Boîtes mails, sites, comptes Facebook, Twitter, Instagram. Il ne se passe pas une journée sans qu’une attaque informatique n’ait lieu. Il suffit de consulter les rapports sur le site de l’Anssi (Agence nationale de la sécurité des systèmes d’information) pour s’en rendre compte. À 4 mois de l’élection présidentielle, le ministre de la Défense Jean-Yves Le Drian affirmait déjà au JDD que les cyberattaques contre son ministère “doublaient chaque année”. Les services français ont bloqué en 2016 “24.000 attaques externes”. Il faudrait donc être naïf pour croire que la France n’est pas la cible de pirates informatiques. Mais que veulent-ils ? Et comment s’y prennent-ils ? Trois options : espionner dans le but de recueillir des informations confidentielles qu’ils peuvent conserver, marchander ou déballer sur la place publique, saboter ou désinformer.

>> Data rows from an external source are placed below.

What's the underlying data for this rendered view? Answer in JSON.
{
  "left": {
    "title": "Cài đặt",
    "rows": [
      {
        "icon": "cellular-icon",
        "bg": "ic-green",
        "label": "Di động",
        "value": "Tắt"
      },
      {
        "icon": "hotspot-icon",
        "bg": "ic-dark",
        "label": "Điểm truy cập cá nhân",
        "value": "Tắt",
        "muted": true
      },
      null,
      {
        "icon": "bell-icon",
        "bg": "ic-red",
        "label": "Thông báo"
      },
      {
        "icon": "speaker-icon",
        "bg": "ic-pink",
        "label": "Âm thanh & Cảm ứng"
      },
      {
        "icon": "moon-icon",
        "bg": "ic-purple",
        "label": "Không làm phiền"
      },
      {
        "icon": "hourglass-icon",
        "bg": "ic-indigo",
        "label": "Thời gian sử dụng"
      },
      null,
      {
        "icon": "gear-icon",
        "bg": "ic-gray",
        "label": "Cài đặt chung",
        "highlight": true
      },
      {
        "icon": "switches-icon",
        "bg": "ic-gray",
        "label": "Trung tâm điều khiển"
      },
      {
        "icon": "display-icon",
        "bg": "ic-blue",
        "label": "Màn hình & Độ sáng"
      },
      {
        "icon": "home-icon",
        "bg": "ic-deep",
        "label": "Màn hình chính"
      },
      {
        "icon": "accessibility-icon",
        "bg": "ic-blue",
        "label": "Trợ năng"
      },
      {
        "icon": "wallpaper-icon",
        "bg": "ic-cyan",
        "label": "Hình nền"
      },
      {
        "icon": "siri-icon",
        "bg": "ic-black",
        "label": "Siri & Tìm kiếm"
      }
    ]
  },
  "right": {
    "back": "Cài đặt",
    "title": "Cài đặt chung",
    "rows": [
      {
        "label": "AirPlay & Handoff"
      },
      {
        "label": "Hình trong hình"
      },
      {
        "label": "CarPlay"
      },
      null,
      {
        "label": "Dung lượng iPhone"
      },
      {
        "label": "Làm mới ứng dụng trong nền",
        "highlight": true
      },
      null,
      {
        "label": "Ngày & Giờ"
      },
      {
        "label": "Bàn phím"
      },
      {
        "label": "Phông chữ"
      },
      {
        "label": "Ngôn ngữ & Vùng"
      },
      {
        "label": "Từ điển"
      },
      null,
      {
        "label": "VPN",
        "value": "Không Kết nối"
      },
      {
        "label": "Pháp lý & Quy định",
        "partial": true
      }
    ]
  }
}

Lors de la campagne présidentielle américaine, le directeur de campagne d’Hillary Clinton, John Podesta, a été hacké. Ce qui a éveillé les soupçons d’espionnage, notamment de la part de la CIA. Mais pour Julian Assange, le fondateur de Wikileaks qui a publié ses e-mails, Podesta est le seul fautif : il utilisait un mot de passe trop simple, ce qui aurait permis à n’importe qui de fouiller dans sa boîte mail. Une annonce qui n’a pas manqué de faire réagir le président américain :

Si aucune révélation fracassante n’a été faite, cette cyberattaque a freiné la campagne de la candidate démocrate. “Ces documents ont été volés pour compromettre l’adversaire, ce que fait Wikileaks depuis des années sur Ben Ali, le trafic de drogues ou l’armée américaine. Au final c’est le travail des journalistes d’investigation, explique François-Bernard Huyghe, le directeur de l’Institut de Relations Internationales et Stratégiques (IRIS) joint par téléphone.

“Dans le cas américain, il y a eu toute une crise d’hystérie, en pointant du doigt des pirates russes. Mais qu’est ce qu’on entend par pirates russes ? Ça peut être des hackers de l’Est, ce qui ne veut pas dire que Poutine soit derrière l’écran”.

Transposer ce scénario d’espionnage en France, semble possible. Certains le redoutent. Le chef de l’État en premier. François Hollande a réclamé un rapport sur les menaces de cyberattaques pesant sur la présidentielle et a demandé en Conseil de Défense, le 15 février dernier, que des “mesures spécifiques” soient prises pour protéger les élections.

Macron, “un agent américain”

Avant le scrutin du 7 mai, ce sont les sites des partis des candidats qui restent vulnérables. Le leader d’En Marche! serait même devenu la cible privilégiée des pirates. “Si ces attaques réussissaient, l’animation de la campagne d’En marche! deviendrait extrêmement difficile, sinon impossible”, prévenait le secrétaire général du mouvement, Richard Ferrand, le 14 février dans une tribune publiée dans Le Monde. Selon ses dires, le responsable est la Russie. Il affirme que près de 2 000 attaques reçues seraient orchestrées par des hackers russes depuis l’Ukraine. Pour quel motif ? Son positionnement en faveur d’une Europe forte, ce qui déplairait à Vladimir Poutine.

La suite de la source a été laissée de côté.